Periodic Reporting for period 2 - IntelliMan (AI-Powered Manipulation System for Advanced Robotic Service, Manufacturing and Prosthetics)
Reporting period: 2023-10-01 to 2024-12-31
The IntelliMan project addresses these challenges by developing an AI-powered manipulation system with persistent learning capabilities. Unlike conventional automation, IntelliMan focuses on adaptive, high-performance manipulation, integrating multi-modal perception, human demonstration learning, and real-time autonomy arbitration. The goal is to create a system that continuously improves its manipulation skills, dynamically adapting to new tasks, objects, and environments while ensuring safety, efficiency, and human trust.
A core innovation of IntelliMan is its ability to transfer knowledge across different robotic platforms and applications, ranging from prosthetics and assistive robotics to household service robots, flexible manufacturing, and fresh food handling. By leveraging sensor fusion and machine learning, the system can autonomously interpret its surroundings, detect task execution failures, and refine its actions through human interaction and environmental feedback.
Moreover, IntelliMan does not only focus on technological advancements but also investigates the human perception of AI-powered manipulation systems, aiming to enhance user acceptability, trust, and cooperation. Through cutting-edge research in shared autonomy, intent recognition, and human-robot interaction, the project contributes to the broader goal of seamless integration of intelligent robots into everyday applications.
- Integrated flexible tactile sensors into the Hannes and AR10 prosthetic hands for improved grasping force measurement;
- Integrated the TIAGo service robot with ROS2 modules for kitchen-related manipulation tasks, incorporating UNIGE’s tactile sensors for precise grasping;
- Implemented a deep learning-based object pose estimation system to enhance object recognition in cluttered environments;
- Established a robotic cell for wire grasping and insertion tasks. With improved task success rates through CNN-based wire position estimation;
- Developed a dual-camera vision system for high-precision grasping in industrial environments;
- Integrated a KUKA iiwa robotic arm with modular multi-fingered grippers and Deep Object Pose Estimation (DOPE) for object recognition, and investigating multi-object grasping strategies to enhance efficiency in food logistics.
- Developed a geometric algebra-based approach for control fusion, for application to optimal control and force sensing, releasing an open-source C++ library with tutorials for researchers and developers;
- Designed learning approaches based on Signed Distance Fields (SDFs) and multi-resolution shape encoding for collision avoidance and whole-body manipulation;
- Introduced ergodic control methods for active environmental sensing and Sim-to-Real reinforcement learning policies for grasping;
- Developed shared autonomy models for robotic hand control, integrating sEMG signals and vibrotactile feedback for adaptive grasp strength regulation;
- Created an ontology-driven adaptive manipulation framework using for knowledge representation;
- Investigated incremental learning paradigms for myocontrol applications, demonstrating improvements in prosthetic user control;
UPC introduced an ontology-based reasoning framework that integrates Large Language Models (LLMs) for knowledge representation in robotic manipulation. This approach enhances human-robot collaboration by allowing robots to interpret human instructions more effectively and adapt their actions accordingly.

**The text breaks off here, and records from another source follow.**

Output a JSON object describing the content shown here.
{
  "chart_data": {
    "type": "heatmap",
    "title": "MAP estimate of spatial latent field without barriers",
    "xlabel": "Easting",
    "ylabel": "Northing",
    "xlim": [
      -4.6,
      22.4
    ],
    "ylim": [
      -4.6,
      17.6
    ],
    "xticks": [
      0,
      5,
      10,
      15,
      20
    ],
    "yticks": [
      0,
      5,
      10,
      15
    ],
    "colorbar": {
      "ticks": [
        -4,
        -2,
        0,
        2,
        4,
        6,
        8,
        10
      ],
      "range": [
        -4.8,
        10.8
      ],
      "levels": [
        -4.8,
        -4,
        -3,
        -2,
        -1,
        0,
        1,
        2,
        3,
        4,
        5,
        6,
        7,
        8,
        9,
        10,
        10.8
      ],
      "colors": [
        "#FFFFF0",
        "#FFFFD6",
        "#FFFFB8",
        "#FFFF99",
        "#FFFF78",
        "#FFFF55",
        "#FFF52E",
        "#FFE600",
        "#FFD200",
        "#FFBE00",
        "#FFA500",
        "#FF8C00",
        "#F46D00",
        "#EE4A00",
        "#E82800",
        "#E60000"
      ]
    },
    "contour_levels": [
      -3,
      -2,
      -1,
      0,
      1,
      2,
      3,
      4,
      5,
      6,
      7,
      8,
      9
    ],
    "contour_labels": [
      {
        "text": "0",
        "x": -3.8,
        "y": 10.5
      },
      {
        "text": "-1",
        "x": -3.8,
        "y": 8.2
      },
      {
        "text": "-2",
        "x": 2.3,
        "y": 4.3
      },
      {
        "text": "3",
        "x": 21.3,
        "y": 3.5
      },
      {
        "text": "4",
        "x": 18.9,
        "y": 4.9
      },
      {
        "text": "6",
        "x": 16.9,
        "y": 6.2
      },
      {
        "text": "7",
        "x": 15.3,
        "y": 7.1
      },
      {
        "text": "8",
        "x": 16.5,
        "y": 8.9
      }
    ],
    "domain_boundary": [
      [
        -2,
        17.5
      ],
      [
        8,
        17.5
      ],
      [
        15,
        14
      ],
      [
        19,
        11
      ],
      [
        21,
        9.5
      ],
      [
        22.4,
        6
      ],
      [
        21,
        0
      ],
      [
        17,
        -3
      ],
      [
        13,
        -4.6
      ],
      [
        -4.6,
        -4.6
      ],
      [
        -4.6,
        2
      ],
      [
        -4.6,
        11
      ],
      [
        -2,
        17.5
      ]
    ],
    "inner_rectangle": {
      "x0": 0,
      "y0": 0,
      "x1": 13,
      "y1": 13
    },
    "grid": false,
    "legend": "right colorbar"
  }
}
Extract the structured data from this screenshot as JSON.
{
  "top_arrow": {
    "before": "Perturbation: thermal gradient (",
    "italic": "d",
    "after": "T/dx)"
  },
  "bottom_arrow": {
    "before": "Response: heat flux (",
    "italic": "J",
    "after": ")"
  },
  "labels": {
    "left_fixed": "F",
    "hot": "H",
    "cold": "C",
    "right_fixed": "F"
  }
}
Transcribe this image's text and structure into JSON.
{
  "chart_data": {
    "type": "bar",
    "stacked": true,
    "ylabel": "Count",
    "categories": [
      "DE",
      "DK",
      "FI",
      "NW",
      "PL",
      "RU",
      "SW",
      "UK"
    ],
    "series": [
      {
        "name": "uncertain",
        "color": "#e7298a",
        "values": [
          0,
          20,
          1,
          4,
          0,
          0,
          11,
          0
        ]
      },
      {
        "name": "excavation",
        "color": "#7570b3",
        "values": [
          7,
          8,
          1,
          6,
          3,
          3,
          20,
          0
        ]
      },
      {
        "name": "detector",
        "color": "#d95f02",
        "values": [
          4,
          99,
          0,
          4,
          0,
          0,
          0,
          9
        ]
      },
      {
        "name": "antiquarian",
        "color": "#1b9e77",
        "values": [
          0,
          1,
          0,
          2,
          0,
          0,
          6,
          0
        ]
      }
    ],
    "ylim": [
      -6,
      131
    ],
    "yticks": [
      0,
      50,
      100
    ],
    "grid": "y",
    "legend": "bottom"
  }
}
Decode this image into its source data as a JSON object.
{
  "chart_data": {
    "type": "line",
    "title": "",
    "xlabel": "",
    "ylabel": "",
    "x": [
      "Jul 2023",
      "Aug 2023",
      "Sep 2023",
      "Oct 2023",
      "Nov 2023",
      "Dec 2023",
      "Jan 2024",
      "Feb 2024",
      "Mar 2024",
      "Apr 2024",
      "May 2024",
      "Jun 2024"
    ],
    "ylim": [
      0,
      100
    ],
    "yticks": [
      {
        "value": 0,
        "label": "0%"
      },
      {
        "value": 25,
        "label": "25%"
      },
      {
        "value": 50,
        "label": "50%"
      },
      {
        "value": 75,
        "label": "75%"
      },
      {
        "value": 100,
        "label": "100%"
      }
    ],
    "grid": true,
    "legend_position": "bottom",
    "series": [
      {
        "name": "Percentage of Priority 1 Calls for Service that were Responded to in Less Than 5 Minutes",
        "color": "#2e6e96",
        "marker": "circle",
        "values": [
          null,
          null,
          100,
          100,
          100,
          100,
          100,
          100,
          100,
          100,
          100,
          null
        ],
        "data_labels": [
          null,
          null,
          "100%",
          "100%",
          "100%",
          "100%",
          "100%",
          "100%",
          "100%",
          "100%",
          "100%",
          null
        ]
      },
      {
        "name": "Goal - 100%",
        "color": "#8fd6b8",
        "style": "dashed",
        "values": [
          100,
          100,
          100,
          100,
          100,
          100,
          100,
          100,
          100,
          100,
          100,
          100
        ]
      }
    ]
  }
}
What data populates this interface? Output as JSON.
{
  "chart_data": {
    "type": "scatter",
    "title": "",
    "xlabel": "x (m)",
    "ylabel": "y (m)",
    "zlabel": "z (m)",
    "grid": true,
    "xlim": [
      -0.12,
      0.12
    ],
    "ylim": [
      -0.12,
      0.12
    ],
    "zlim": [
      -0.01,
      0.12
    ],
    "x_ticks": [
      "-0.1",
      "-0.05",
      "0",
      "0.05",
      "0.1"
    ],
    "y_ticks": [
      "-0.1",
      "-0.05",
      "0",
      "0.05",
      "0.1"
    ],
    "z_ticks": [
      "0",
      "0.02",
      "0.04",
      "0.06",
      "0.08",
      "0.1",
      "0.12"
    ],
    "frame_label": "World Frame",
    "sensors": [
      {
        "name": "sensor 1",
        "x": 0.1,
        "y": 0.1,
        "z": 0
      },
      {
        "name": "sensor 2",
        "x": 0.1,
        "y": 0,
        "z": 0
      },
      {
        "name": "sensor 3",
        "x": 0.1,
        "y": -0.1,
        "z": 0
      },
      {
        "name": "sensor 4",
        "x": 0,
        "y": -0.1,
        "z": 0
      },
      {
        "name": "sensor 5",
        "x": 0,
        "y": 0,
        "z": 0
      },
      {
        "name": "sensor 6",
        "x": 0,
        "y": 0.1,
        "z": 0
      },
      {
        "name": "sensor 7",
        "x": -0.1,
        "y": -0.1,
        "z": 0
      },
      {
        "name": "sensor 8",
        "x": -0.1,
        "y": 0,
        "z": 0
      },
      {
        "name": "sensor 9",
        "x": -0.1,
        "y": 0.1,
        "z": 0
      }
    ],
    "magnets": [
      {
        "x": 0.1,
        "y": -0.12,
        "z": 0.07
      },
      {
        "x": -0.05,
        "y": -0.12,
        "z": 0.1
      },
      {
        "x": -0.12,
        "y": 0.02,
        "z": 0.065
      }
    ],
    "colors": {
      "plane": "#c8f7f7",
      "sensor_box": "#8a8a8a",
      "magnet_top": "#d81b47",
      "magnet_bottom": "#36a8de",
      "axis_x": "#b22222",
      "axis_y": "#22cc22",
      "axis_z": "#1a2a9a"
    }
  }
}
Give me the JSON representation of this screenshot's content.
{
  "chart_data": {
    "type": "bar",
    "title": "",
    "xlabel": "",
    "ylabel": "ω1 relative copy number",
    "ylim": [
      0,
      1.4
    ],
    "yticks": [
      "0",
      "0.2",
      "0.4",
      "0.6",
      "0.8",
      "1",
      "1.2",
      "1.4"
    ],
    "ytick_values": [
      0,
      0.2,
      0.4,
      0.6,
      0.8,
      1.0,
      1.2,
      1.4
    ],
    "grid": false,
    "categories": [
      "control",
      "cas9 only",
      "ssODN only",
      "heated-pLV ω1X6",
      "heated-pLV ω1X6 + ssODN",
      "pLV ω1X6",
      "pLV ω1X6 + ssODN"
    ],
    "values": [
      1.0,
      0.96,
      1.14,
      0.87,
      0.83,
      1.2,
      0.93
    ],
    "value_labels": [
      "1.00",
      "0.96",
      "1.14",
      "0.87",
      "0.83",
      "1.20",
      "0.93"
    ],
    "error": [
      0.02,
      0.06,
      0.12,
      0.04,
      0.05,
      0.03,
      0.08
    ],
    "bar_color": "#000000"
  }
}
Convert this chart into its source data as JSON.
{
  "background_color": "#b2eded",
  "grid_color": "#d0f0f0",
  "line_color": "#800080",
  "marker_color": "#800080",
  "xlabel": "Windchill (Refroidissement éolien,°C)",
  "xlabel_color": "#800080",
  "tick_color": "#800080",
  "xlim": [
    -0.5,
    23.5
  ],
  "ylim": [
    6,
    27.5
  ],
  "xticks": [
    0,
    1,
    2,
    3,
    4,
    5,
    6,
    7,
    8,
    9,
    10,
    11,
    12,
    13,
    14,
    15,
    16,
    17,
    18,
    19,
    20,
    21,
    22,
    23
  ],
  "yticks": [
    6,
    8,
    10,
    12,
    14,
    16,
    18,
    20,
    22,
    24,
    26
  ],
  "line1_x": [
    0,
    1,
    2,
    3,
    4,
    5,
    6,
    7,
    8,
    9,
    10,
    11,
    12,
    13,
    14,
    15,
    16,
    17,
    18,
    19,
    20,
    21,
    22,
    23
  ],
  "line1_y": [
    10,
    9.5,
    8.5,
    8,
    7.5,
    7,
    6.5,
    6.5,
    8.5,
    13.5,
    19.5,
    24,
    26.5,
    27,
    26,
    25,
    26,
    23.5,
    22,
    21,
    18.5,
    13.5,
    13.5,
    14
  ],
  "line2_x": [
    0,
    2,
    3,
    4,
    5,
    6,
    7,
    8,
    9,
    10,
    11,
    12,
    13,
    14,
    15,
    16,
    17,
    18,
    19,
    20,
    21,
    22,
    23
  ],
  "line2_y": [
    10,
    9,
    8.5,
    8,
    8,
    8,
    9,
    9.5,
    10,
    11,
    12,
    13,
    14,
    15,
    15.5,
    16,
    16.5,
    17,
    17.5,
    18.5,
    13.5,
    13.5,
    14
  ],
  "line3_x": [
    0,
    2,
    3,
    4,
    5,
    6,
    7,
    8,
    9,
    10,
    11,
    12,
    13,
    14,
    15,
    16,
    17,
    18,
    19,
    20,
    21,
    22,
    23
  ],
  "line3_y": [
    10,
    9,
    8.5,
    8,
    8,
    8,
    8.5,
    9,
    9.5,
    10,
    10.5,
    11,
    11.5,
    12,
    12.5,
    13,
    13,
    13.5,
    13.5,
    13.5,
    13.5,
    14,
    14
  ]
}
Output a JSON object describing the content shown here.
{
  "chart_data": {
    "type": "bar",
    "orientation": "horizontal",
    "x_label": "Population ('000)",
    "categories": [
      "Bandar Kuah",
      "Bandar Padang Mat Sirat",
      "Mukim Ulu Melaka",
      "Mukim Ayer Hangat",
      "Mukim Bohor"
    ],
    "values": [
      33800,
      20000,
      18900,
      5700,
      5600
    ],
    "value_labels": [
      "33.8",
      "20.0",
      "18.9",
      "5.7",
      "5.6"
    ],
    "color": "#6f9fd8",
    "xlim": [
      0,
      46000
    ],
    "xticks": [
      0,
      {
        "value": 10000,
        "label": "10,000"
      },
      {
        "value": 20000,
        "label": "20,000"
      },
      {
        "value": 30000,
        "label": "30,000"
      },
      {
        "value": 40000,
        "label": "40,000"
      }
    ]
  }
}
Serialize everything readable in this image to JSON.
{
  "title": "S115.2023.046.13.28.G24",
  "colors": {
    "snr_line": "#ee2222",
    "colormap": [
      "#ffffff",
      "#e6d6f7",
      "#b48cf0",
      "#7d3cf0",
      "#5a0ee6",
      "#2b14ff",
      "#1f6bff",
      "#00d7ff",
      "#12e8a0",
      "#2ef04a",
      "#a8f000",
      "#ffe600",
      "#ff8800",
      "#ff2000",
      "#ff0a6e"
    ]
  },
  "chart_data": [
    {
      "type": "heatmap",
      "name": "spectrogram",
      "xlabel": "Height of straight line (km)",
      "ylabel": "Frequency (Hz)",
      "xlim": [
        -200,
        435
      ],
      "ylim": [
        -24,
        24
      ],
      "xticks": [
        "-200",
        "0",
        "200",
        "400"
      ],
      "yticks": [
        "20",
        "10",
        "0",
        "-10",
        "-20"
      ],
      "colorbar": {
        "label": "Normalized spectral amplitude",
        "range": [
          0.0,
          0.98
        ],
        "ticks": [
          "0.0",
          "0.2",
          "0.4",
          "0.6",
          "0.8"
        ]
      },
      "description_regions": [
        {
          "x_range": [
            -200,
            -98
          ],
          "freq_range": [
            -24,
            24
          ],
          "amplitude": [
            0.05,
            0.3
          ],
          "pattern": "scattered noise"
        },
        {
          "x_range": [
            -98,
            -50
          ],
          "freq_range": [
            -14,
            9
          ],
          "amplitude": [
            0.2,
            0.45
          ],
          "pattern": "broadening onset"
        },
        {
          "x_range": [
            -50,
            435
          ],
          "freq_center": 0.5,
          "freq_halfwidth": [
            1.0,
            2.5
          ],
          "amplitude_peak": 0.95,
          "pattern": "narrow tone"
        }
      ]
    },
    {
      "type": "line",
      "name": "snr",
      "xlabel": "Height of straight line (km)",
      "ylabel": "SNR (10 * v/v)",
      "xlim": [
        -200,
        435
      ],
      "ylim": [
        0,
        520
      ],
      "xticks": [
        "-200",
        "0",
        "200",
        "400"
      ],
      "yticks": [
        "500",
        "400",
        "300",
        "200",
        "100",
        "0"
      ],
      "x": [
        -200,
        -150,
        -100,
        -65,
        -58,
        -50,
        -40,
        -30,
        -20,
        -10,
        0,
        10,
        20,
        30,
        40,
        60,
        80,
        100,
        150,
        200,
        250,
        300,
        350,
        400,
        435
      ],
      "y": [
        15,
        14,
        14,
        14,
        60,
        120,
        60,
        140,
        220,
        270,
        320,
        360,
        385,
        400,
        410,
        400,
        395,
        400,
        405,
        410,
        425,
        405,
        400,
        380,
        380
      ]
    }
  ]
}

UNIBO and UCLV developed a deep-learning-based vision system for 6D pose estimation using endoscopic cameras and stereo vision, significantly improving the accuracy of robotic handling of thin, deformable objects such as wires and food items.
EUT and UNIBO introduced an RL-based grasping approach, leveraging Sim-to-Real transfer across multiple robotic platforms.
FAU developed incremental myocontrol paradigms for simultaneous and proportional control of prosthetic hands, demonstrating improved usability for individuals with upper-limb amputations.
IDIAP introduced a novel ergodic control method that enhances robotic exploration and environmental sensing, optimizing surface coverage in manipulation tasks.
FAU conducted a study using eye-tracking, muscle activity, and kinematic data to assess user trust and sense of control in AI-powered prosthetic systems.
EUT developed a method using Large Language Models (LLMs) and Genetic Programming (GP) to automatically generate executable Behavior Trees (BTs) for robotic task execution, making robot programming more accessible to non-expert users.
UNIBO designed a Bluetooth-enabled vibrotactile bracelet to provide real-time force feedback to prosthetic users, enhancing their perception of grip strength.